In the cases of Cynodontia, Therapsida, Synapsida, Sarcopterygii, and
Osteichthyes, there was already universal recognition that mammals evolved from
within these increasingly inclusive groups. So, converting these traditional
paraphyletic groups into clades was simply part of the process by which a
pre-existing Linnaean classification was carried over into phylogenetic
In the case of Cetartiodactyla, however, the name denotes a novel phylogenetic
hypothesis: that whales (Cetacea) evolved within the Artiodactyla. So I think
that might have been the intent behind the name Cetartiodactyla: to highlight a
novel phylogenetic position for whales w.r.t "traditional" artiodactyls.
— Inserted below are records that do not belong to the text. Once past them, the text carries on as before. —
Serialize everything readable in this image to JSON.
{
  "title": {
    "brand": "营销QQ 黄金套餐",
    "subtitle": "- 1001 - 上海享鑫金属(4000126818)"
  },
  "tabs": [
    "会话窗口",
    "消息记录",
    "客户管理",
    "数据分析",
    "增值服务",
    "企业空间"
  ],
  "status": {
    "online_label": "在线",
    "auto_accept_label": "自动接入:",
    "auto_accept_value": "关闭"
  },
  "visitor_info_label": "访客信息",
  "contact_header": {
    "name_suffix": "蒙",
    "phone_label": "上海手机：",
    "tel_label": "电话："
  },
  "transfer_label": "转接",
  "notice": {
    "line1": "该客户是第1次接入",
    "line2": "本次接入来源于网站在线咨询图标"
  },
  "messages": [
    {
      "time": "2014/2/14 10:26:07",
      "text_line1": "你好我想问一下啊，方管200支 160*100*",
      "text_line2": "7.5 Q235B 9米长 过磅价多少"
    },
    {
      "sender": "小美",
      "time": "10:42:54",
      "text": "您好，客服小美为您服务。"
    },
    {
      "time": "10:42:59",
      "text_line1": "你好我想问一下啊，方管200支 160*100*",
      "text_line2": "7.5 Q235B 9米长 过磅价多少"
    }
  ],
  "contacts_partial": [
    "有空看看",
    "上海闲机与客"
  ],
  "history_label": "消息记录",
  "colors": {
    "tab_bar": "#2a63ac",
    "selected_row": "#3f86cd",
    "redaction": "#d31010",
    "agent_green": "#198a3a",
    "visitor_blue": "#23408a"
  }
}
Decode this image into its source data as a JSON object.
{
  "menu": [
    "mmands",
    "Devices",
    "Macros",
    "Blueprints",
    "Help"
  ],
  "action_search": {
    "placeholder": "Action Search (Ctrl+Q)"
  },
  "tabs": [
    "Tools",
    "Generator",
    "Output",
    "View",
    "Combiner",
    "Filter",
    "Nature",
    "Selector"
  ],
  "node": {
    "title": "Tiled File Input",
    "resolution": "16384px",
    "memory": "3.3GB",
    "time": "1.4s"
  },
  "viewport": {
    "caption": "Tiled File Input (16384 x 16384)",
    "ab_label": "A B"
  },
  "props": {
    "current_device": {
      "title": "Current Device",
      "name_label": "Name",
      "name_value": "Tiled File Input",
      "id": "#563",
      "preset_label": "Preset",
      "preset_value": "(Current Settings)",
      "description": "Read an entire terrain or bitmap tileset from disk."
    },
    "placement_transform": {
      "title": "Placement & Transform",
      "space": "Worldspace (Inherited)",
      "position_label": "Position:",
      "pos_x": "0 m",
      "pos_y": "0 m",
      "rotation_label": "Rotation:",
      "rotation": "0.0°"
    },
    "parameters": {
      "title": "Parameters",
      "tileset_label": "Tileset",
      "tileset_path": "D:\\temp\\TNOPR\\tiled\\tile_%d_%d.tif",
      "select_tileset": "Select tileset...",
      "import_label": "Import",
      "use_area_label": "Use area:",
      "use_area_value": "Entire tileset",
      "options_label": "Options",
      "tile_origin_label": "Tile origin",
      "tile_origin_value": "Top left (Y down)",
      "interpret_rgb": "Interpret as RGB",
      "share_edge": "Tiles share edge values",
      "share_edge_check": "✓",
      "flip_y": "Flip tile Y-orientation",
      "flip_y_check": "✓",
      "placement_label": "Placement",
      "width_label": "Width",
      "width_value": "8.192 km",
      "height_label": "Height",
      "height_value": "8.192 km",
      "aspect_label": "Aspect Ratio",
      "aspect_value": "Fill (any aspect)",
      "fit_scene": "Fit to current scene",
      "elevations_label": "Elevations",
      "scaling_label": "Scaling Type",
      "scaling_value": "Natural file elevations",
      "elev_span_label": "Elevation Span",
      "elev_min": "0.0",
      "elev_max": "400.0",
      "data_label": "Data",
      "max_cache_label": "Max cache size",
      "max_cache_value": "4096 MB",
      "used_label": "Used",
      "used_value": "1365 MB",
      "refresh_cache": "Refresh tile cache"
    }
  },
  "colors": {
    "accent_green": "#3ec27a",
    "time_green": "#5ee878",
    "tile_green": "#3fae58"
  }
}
Having said that, not all paraphyletic groups survived the changeover:
Protozoa, Apterygota, Labyrinthodontia, Proteutheria, Thecodontia (though
somebody once tried), Condylarthra, etc. But these tended to be used as
wastebasket groups, so they're probably best left behind.
As with Cetartiodactyla, coming up with a new name for a traditional dinosaur +
bird clade (like "Dinoaves") would also have given recognition to this being a
paradigm shift - in the sense that it overturned a widespread (and erroneous)
belief that birds and dinosaurs had separate origins.
> Personally, I find the name "Cetartiodactyla" unnecessary,
> pan-cetaceans are the sister group to pan-artiodactyls. Why
> not just
> say cetaceans are (or aren't) artiodactyls?
I also think Cetartiodactyla is unnecessary - especially given that recent
morphology-based phylogenetic analyses (e.g., Thewissen et al., 2007) recover
whales (Cetacea) outside crown-clade Artiodactyla.
By contrast, molecule-based analyses often recover Cetacea inside Artiodactyla.
Personally, I'm skeptical of the entire "Whippomorpha" thing (= whale + hippo
clade); but that's an entire other issue.